Trainer Tony McEvoy, delighted with the performance of his Manifold winner Bring Me Roses, will be hoping the stallion’s fillies continue to succeed as he’s now training the High Chaparral – Diamond Like (Danehill) filly who was the highest priced filly, and second top lot overall, at NZ$800,000 at the 2017 New Zealand Bloodstock Premier Yearling Sale.
The filly, from a daughter of the outstanding Tristalove (Sir Tristram) is now named El Estoora and is owned by Sheikh Mohammed Bin Khalifa Al Maktoum who races last Saturday’s runner-up Hiyaam.
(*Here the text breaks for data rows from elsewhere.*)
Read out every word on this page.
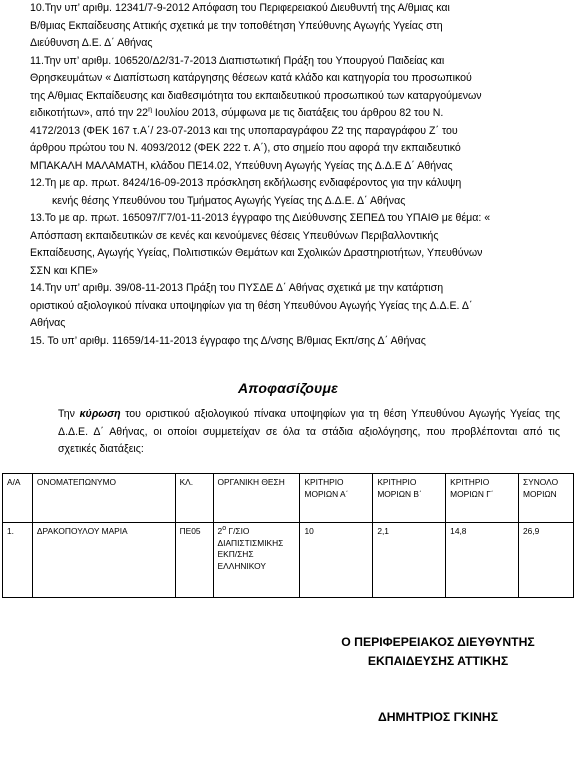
10.Την υπ’ αριθμ. 12341/7-9-2012 Απόφαση του Περιφερειακού Διευθυντή της Α/θμιας και
Β/θμιας Εκπαίδευσης Αττικής σχετικά με την τοποθέτηση Υπεύθυνης Αγωγής Υγείας στη
Διεύθυνση Δ.Ε. Δ΄ Αθήνας

11.Την υπ’ αριθμ. 106520/Δ2/31-7-2013 Διαπιστωτική Πράξη του Υπουργού Παιδείας και
Θρησκευμάτων « Διαπίστωση κατάργησης θέσεων κατά κλάδο και κατηγορία του προσωπικού
της Α/θμιας Εκπαίδευσης και διαθεσιμότητα του εκπαιδευτικού προσωπικού των καταργούμενων
ειδικοτήτων», από την $22^\eta$ Ιουλίου 2013, σύμφωνα με τις διατάξεις του άρθρου 82 του Ν.
4172/2013 (ΦΕΚ 167 τ.Α΄/ 23-07-2013 και της υποπαραγράφου Ζ2 της παραγράφου Ζ΄ του
άρθρου πρώτου του Ν. 4093/2012 (ΦΕΚ 222 τ. Α΄), στο σημείο που αφορά την εκπαιδευτικό
ΜΠΑΚΑΛΗ ΜΑΛΑΜΑΤΗ, κλάδου ΠΕ14.02, Υπεύθυνη Αγωγής Υγείας της Δ.Δ.Ε Δ΄ Αθήνας

12.Τη με αρ. πρωτ. 8424/16-09-2013 πρόσκληση εκδήλωσης ενδιαφέροντος για την κάλυψη
κενής θέσης Υπευθύνου του Τμήματος Αγωγής Υγείας της Δ.Δ.Ε. Δ΄ Αθήνας

13.Το με αρ. πρωτ. 165097/Γ7/01-11-2013 έγγραφο της Διεύθυνσης ΣΕΠΕΔ του ΥΠΑΙΘ με θέμα: «
Απόσπαση εκπαιδευτικών σε κενές και κενούμενες θέσεις Υπευθύνων Περιβαλλοντικής
Εκπαίδευσης, Αγωγής Υγείας, Πολιτιστικών Θεμάτων και Σχολικών Δραστηριοτήτων, Υπευθύνων
ΣΣΝ και ΚΠΕ»

14.Την υπ’ αριθμ. 39/08-11-2013 Πράξη του ΠΥΣΔΕ Δ΄ Αθήνας σχετικά με την κατάρτιση
οριστικού αξιολογικού πίνακα υποψηφίων για τη θέση Υπευθύνου Αγωγής Υγείας της Δ.Δ.Ε. Δ΄
Αθήνας

15. Το υπ’ αριθμ. 11659/14-11-2013 έγγραφο της Δ/νσης Β/θμιας Εκπ/σης Δ΄ Αθήνας

Αποφασίζουμε
Την κύρωση του οριστικού αξιολογικού πίνακα υποψηφίων για τη θέση Υπευθύνου Αγωγής Υγείας της Δ.Δ.Ε. Δ΄ Αθήνας, οι οποίοι συμμετείχαν σε όλα τα στάδια αξιολόγησης, που προβλέπονται από τις σχετικές διατάξεις:
Α/Α	ΟΝΟΜΑΤΕΠΩΝΥΜΟ	ΚΛ.	ΟΡΓΑΝΙΚΗ ΘΕΣΗ	ΚΡΙΤΗΡΙΟ ΜΟΡΙΩΝ Α΄	ΚΡΙΤΗΡΙΟ ΜΟΡΙΩΝ Β΄	ΚΡΙΤΗΡΙΟ ΜΟΡΙΩΝ Γ΄	ΣΥΝΟΛΟ ΜΟΡΙΩΝ
1.	ΔΡΑΚΟΠΟΥΛΟΥ ΜΑΡΙΑ	ΠΕ05	$2^o$ Γ/ΣΙΟ ΔΙΑΠΙΣΤΙΣΜΙΚΗΣ ΕΚΠ/ΣΗΣ ΕΛΛΗΝΙΚΟΥ	10	2,1	14,8	26,9
Ο ΠΕΡΙΦΕΡΕΙΑΚΟΣ ΔΙΕΥΘΥΝΤΗΣ
ΕΚΠΑΙΔΕΥΣΗΣ ΑΤΤΙΚΗΣ
ΔΗΜΗΤΡΙΟΣ ΓΚΙΝΗΣ
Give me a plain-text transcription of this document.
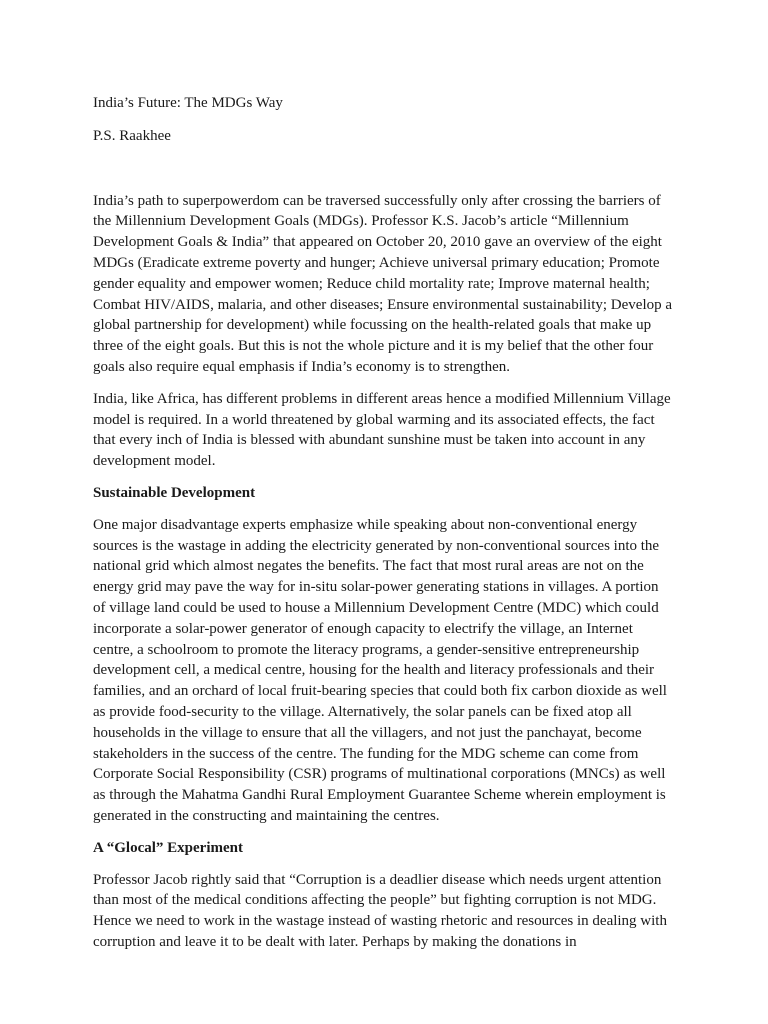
India’s Future: The MDGs Way

P.S. Raakhee

India’s path to superpowerdom can be traversed successfully only after crossing the barriers of the Millennium Development Goals (MDGs). Professor K.S. Jacob’s article “Millennium Development Goals & India” that appeared on October 20, 2010 gave an overview of the eight MDGs (Eradicate extreme poverty and hunger; Achieve universal primary education; Promote gender equality and empower women; Reduce child mortality rate; Improve maternal health; Combat HIV/AIDS, malaria, and other diseases; Ensure environmental sustainability; Develop a global partnership for development) while focussing on the health-related goals that make up three of the eight goals. But this is not the whole picture and it is my belief that the other four goals also require equal emphasis if India’s economy is to strengthen.

India, like Africa, has different problems in different areas hence a modified Millennium Village model is required. In a world threatened by global warming and its associated effects, the fact that every inch of India is blessed with abundant sunshine must be taken into account in any development model.

Sustainable Development

One major disadvantage experts emphasize while speaking about non-conventional energy sources is the wastage in adding the electricity generated by non-conventional sources into the national grid which almost negates the benefits. The fact that most rural areas are not on the energy grid may pave the way for in-situ solar-power generating stations in villages. A portion of village land could be used to house a Millennium Development Centre (MDC) which could incorporate a solar-power generator of enough capacity to electrify the village, an Internet centre, a schoolroom to promote the literacy programs, a gender-sensitive entrepreneurship development cell, a medical centre, housing for the health and literacy professionals and their families, and an orchard of local fruit-bearing species that could both fix carbon dioxide as well as provide food-security to the village. Alternatively, the solar panels can be fixed atop all households in the village to ensure that all the villagers, and not just the panchayat, become stakeholders in the success of the centre. The funding for the MDG scheme can come from Corporate Social Responsibility (CSR) programs of multinational corporations (MNCs) as well as through the Mahatma Gandhi Rural Employment Guarantee Scheme wherein employment is generated in the constructing and maintaining the centres.

A “Glocal” Experiment

Professor Jacob rightly said that “Corruption is a deadlier disease which needs urgent attention than most of the medical conditions affecting the people” but fighting corruption is not MDG. Hence we need to work in the wastage instead of wasting rhetoric and resources in dealing with corruption and leave it to be dealt with later. Perhaps by making the donations in
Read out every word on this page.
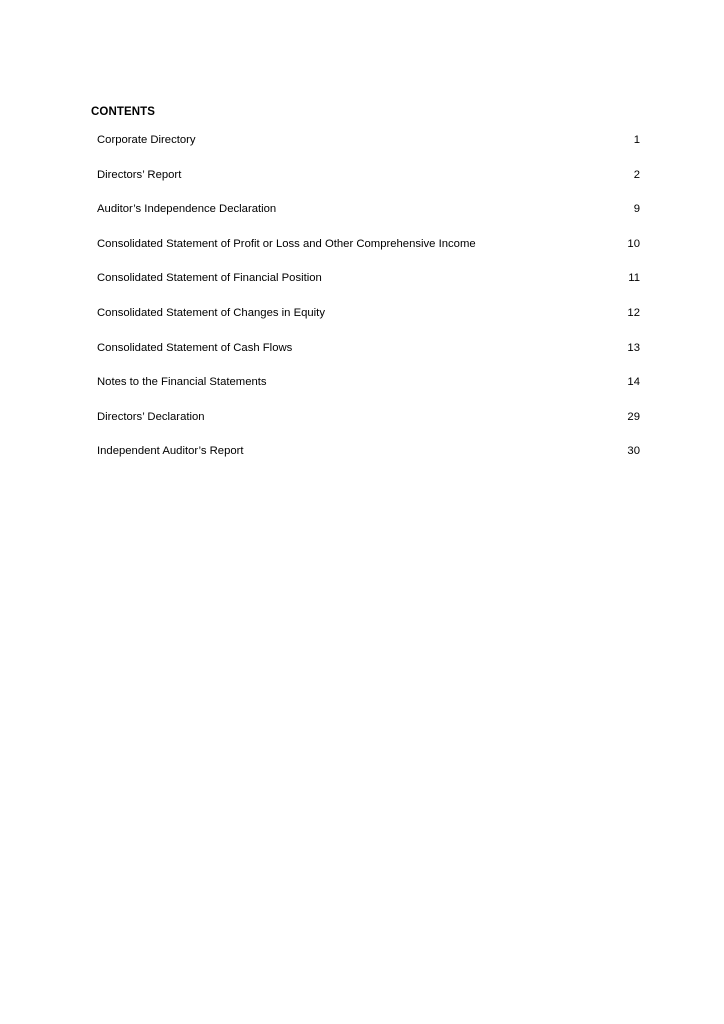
CONTENTS
Corporate Directory	1
Directors’ Report	2
Auditor’s Independence Declaration	9
Consolidated Statement of Profit or Loss and Other Comprehensive Income	10
Consolidated Statement of Financial Position	11
Consolidated Statement of Changes in Equity	12
Consolidated Statement of Cash Flows	13
Notes to the Financial Statements	14
Directors’ Declaration	29
Independent Auditor’s Report	30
She’s trained by Mick Price, who’d previously won the Edward Manifold Stakes for Sheikh Mohammed Bin Khalifa Al Maktoum with Badawiya (Al Maher). Their association effectively beginning with Perfectly Ready (More Than Ready) taking the 2006 The Goodwood (Gr 1, 1200m).
Price plans to head, with Hiyaam, to the Oaks via the Ethereal Stakes (Gr 3, 2000m) at Caulfield on 21 October while McEvoy says his filly would likely now contest the Wakeful Stakes (Gr 2, 2000m) at Flemington on 4 November before lining up in the Classic five days later.
The Manifold was Bring Me Roses’ breakthrough win, but McEvoy said it was no surprise. “On Thursday after she’d worked at Flemington, I turned to Mick (stable foreman Michael Shepherdson) and said with any luck on Saturday she would win and I thought her performance was excellent,” McEvoy said.
Bring Me Roses is a half-sister to Group Three winner and Caulfield Guineas (Gr 1, 1600m) runner-up Face Value (Red Ransom) and is the ninth winner from nine to race from great producer Freckled Face (Polish Patriot). She became High Chaparral’s 104th stakes winner (including 19 Group One winners) and her last foal is a two year-old colt by his son, So You Think.
Hiyaam is a great granddaughter of the amazing broodmare Eight Carat (Pieces Of Eight) and definitely Oaks bound according to her trainer. “Obviously we’ll see how she performs in the Ethereal but the Oaks is the way we’re headed and I’d like to think there’s some improvement to come,’ he said.
Price has picked up a good spring prospect in the Orbis Bloodstock-owned Ducimus (Snitzel) who was transferred from the Hawkes team after running fourth in the Vain Stakes (Gr 3, 1100m) in August.
“He’s really pleased me,” Price said after the colt won a trial at Cranbourne on Monday. Ducimus was the top lot at the 2016 Inglis Melbourne Premier Yearling Sale, knocked down to agent Justin Bahen and the now Orbis entity who were active purchasers at the recent Goffs Doncaster sales in the UK.
Ducimus won his trial from the mischievously named Paint The Stars (Helmet). The ‘original’ Paint The Stars (Luskin Star) was sold to Robert Holmes for a then Australian record of $825,000 in 1981. He managed just two placings in his six starts career.
“Thought we’d have a bit of fun with the name,” said trainer Shawn Mathrick. “He couldn’t be as bad as the first one (Paint The Stars) and I reckon this bloke will be OK when he gets over a bit of ground.’
Tony McEvoy won both trials for the unraced two-year-olds. He won the colts and gelding trials with Run Naan (Makfi) who beat the promising Expedius, one of the first youngsters by Unencumbered (Testa Rossa). McEvoy quinellaed the second heat with fillies Faroe (Rothesay) and Lake District Girl (Not A Single Doubt).
Several high profile spring prospects also stepped out at Monday’s trials and impressed. They included Jukebox (Snitzel), Crown Witness (Star Witness), Property (Starcraft) and Tavistock Abbey (Tavistock).